The Obama administration says those payments have kept 11.4 million people out of poverty and benefited almost 17 million children. The cost of them since 2008 has totaled $225 billion.
At the depth of the recession, laid off workers could qualify for up to 99 weeks of benefits, including the initial 26 weeks provided by states. The most recent extension allowed a total of up to 73 weeks, depending on the state.
Restoring up to 47 extra weeks of benefits through 2014 would cost $19 billion, according to the Congressional Budget office.
House Democrats, led by Reps. Sander Levin of Michigan and Chris Van Hollen of Maryland, sought to include an extension through March by offsetting the costs with potential farm bill savings. They were rebuffed.
Senate Democrats and some Republicans plan another push in 2014. Sens. Jack Reed, D-R.I., and Dean Heller, R-Nev., have introduced a bill offering a similar three-month extension, and Senate Majority Leader Harry Reid, D-Nev., has promised to bring it up. But as with much in Congress, an extension is no sure thing.

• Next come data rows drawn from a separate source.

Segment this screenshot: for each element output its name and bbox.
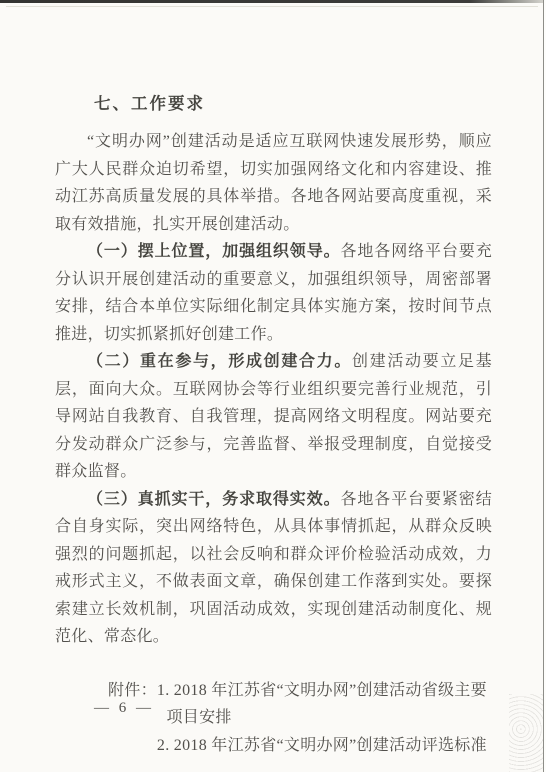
scan-top-line <box>6 6 538 7</box>
attachment-item-1: 1. 2018 年江苏省“文明办网”创建活动省级主要项目安排 <box>157 677 492 732</box>
scan-top-edge <box>0 0 546 3</box>
scanned-document-page: 七、工作要求 “文明办网”创建活动是适应互联网快速发展形势，顺应广大人民群众迫切… <box>0 0 546 772</box>
paragraph-text: “文明办网”创建活动是适应互联网快速发展形势，顺应广大人民群众迫切希望，切实加强… <box>55 133 492 233</box>
paragraph-lead: （一）摆上位置，加强组织领导。 <box>87 243 341 260</box>
paragraph-item-2: （二）重在参与，形成创建合力。创建活动要立足基层，面向大众。互联网协会等行业组织… <box>55 348 492 486</box>
attachment-label: 附件： <box>108 677 157 760</box>
paragraph-intro: “文明办网”创建活动是适应互联网快速发展形势，顺应广大人民群众迫切希望，切实加强… <box>55 128 492 238</box>
document-body: 七、工作要求 “文明办网”创建活动是适应互联网快速发展形势，顺应广大人民群众迫切… <box>55 94 492 759</box>
scan-right-edge <box>543 0 545 772</box>
page-number: — 6 — <box>94 700 154 717</box>
attachment-item-2: 2. 2018 年江苏省“文明办网”创建活动评选标准 <box>157 732 492 760</box>
paragraph-text: 创建活动要立足基层，面向大众。互联网协会等行业组织要完善行业规范，引导网站自我教… <box>55 353 492 480</box>
scan-noise-artifact <box>509 694 543 772</box>
attachment-block: 附件： 1. 2018 年江苏省“文明办网”创建活动省级主要项目安排 2. 20… <box>108 677 492 760</box>
attachment-list: 1. 2018 年江苏省“文明办网”创建活动省级主要项目安排 2. 2018 年… <box>157 677 492 760</box>
paragraph-item-3: （三）真抓实干，务求取得实效。各地各平台要紧密结合自身实际，突出网络特色，从具体… <box>55 486 492 651</box>
paragraph-lead: （二）重在参与，形成创建合力。 <box>87 353 352 370</box>
section-heading: 七、工作要求 <box>55 94 492 114</box>
paragraph-text: 各地各平台要紧密结合自身实际，突出网络特色，从具体事情抓起，从群众反映强烈的问题… <box>55 491 492 646</box>
paragraph-item-1: （一）摆上位置，加强组织领导。各地各网络平台要充分认识开展创建活动的重要意义，加… <box>55 238 492 348</box>
paragraph-lead: （三）真抓实干，务求取得实效。 <box>87 491 341 508</box>
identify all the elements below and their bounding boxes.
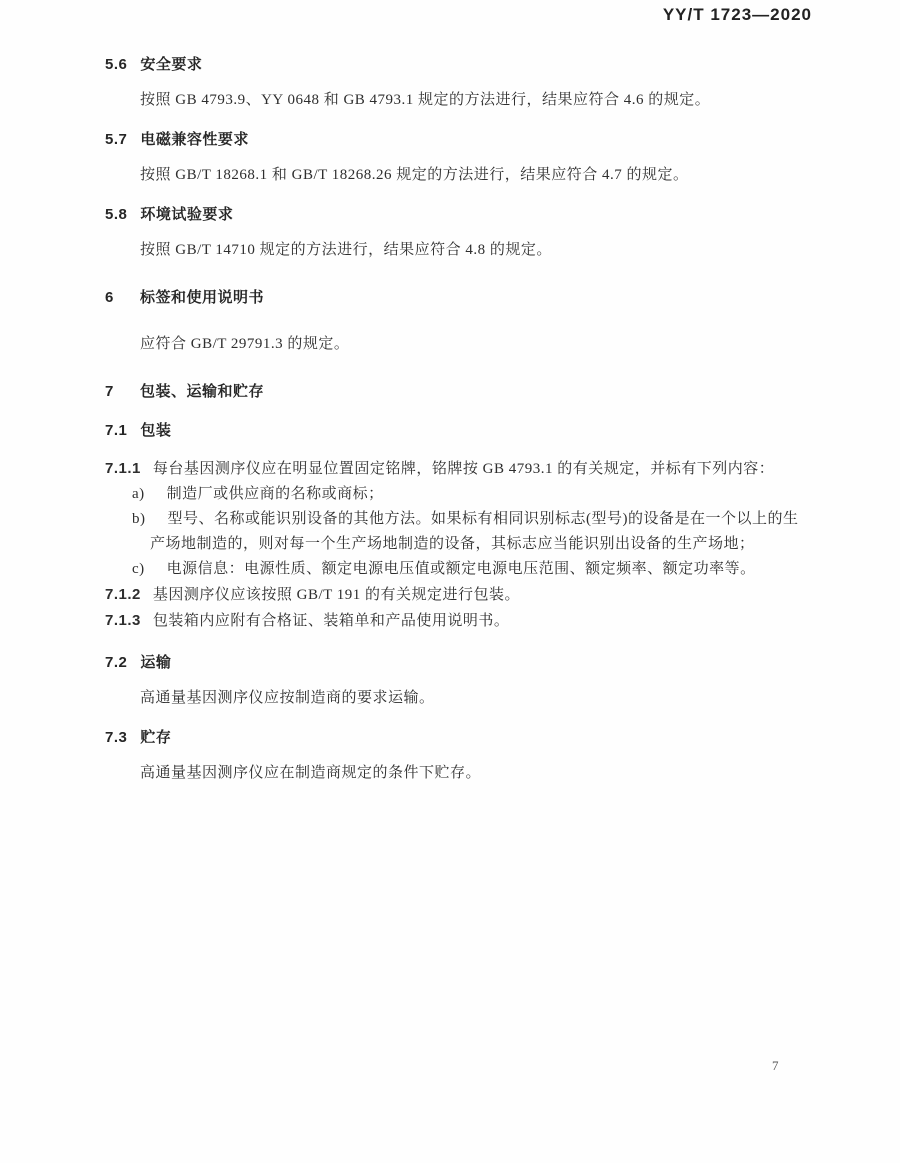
section-5-7-heading: 5.7电磁兼容性要求	[105, 129, 812, 150]
section-7-2-heading: 7.2运输	[105, 652, 812, 673]
section-7-1-title: 包装	[140, 422, 171, 439]
section-5-6-body: 按照 GB 4793.9、YY 0648 和 GB 4793.1 规定的方法进行…	[105, 90, 812, 111]
section-7-3-heading: 7.3贮存	[105, 727, 812, 748]
document-page: YY/T 1723—2020 5.6安全要求 按照 GB 4793.9、YY 0…	[0, 0, 900, 1163]
section-5-7-number: 5.7	[105, 129, 127, 150]
list-item-c-label: c)	[132, 557, 145, 582]
section-5-6-title: 安全要求	[140, 56, 202, 73]
clause-7-1-1: 7.1.1每台基因测序仪应在明显位置固定铭牌，铭牌按 GB 4793.1 的有关…	[105, 456, 812, 482]
page-number: 7	[772, 1058, 779, 1074]
section-5-7-body: 按照 GB/T 18268.1 和 GB/T 18268.26 规定的方法进行，…	[105, 165, 812, 186]
document-content: 5.6安全要求 按照 GB 4793.9、YY 0648 和 GB 4793.1…	[0, 54, 900, 784]
section-5-6-number: 5.6	[105, 54, 127, 75]
section-7-1-heading: 7.1包装	[105, 420, 812, 441]
list-item-a-label: a)	[132, 482, 145, 507]
section-7-2-title: 运输	[140, 654, 171, 671]
list-item-c-text: 电源信息：电源性质、额定电源电压值或额定电源电压范围、额定频率、额定功率等。	[167, 561, 756, 577]
clause-7-1-3: 7.1.3包装箱内应附有合格证、装箱单和产品使用说明书。	[105, 608, 812, 634]
section-7-1-number: 7.1	[105, 420, 127, 441]
list-item-a-text: 制造厂或供应商的名称或商标；	[167, 486, 384, 502]
list-item-b-text: 型号、名称或能识别设备的其他方法。如果标有相同识别标志(型号)的设备是在一个以上…	[150, 511, 799, 552]
section-7-number: 7	[105, 381, 127, 402]
list-item-a: a)制造厂或供应商的名称或商标；	[105, 482, 812, 507]
nameplate-items-list: a)制造厂或供应商的名称或商标； b)型号、名称或能识别设备的其他方法。如果标有…	[105, 482, 812, 582]
section-5-8-number: 5.8	[105, 204, 127, 225]
section-7-2-number: 7.2	[105, 652, 127, 673]
list-item-b-label: b)	[132, 507, 146, 532]
clause-7-1-3-text: 包装箱内应附有合格证、装箱单和产品使用说明书。	[153, 613, 510, 629]
clause-7-1-2-text: 基因测序仪应该按照 GB/T 191 的有关规定进行包装。	[153, 587, 520, 603]
section-6-title: 标签和使用说明书	[140, 289, 264, 306]
clause-7-1-1-number: 7.1.1	[105, 460, 141, 477]
clause-7-1-2: 7.1.2基因测序仪应该按照 GB/T 191 的有关规定进行包装。	[105, 582, 812, 608]
standard-number: YY/T 1723—2020	[663, 5, 812, 24]
section-6-number: 6	[105, 287, 127, 308]
section-7-3-number: 7.3	[105, 727, 127, 748]
list-item-b: b)型号、名称或能识别设备的其他方法。如果标有相同识别标志(型号)的设备是在一个…	[105, 507, 812, 557]
section-7-3-body: 高通量基因测序仪应在制造商规定的条件下贮存。	[105, 763, 812, 784]
section-6-heading: 6标签和使用说明书	[105, 287, 812, 308]
list-item-c: c)电源信息：电源性质、额定电源电压值或额定电源电压范围、额定频率、额定功率等。	[105, 557, 812, 582]
clause-7-1-2-number: 7.1.2	[105, 586, 141, 603]
section-7-title: 包装、运输和贮存	[140, 383, 264, 400]
section-7-heading: 7包装、运输和贮存	[105, 381, 812, 402]
section-6-body: 应符合 GB/T 29791.3 的规定。	[105, 334, 812, 355]
section-5-7-title: 电磁兼容性要求	[140, 131, 249, 148]
clause-7-1-3-number: 7.1.3	[105, 612, 141, 629]
page-header: YY/T 1723—2020	[0, 0, 900, 25]
section-5-8-body: 按照 GB/T 14710 规定的方法进行，结果应符合 4.8 的规定。	[105, 240, 812, 261]
section-5-6-heading: 5.6安全要求	[105, 54, 812, 75]
section-5-8-title: 环境试验要求	[140, 206, 233, 223]
clause-7-1-1-text: 每台基因测序仪应在明显位置固定铭牌，铭牌按 GB 4793.1 的有关规定，并标…	[153, 461, 774, 477]
clause-block-7-1: 7.1.1每台基因测序仪应在明显位置固定铭牌，铭牌按 GB 4793.1 的有关…	[105, 456, 812, 634]
section-7-2-body: 高通量基因测序仪应按制造商的要求运输。	[105, 688, 812, 709]
section-5-8-heading: 5.8环境试验要求	[105, 204, 812, 225]
section-7-3-title: 贮存	[140, 729, 171, 746]
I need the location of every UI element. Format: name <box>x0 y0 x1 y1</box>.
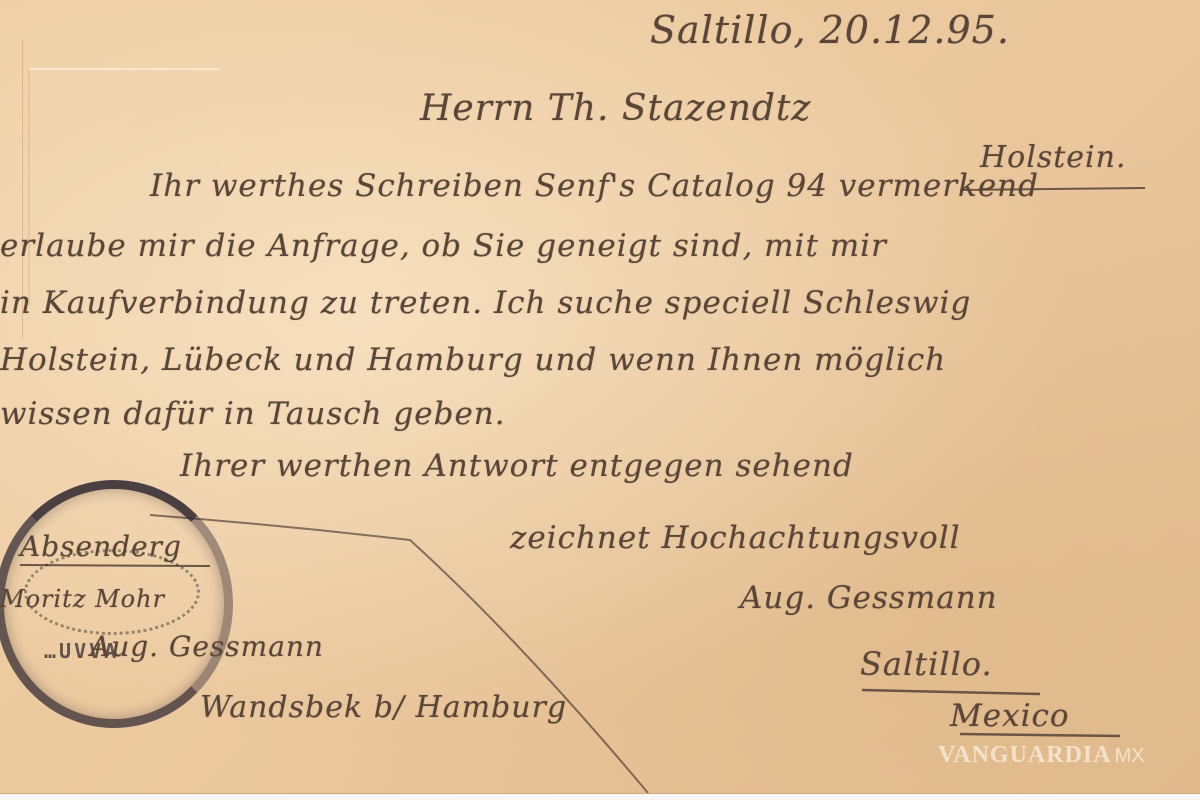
postcard: Saltillo, 20.12.95. Herrn Th. Stazendtz … <box>0 0 1200 794</box>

In phone calls on Friday, Obama told Reed and Heller he was glad they were working together to address the problem. “It defies economic sense, precedent and our values,” Obama economic adviser Gene Sperling said in a statement.
House Speaker John Boehner spoke with Obama about an extension earlier this month. Boehner and said his caucus would consider the possibility “as long as it’s paid for and as long as there are other efforts that will help get our economy moving once again.” He said White House has yet to introduce a plan that meets his standards.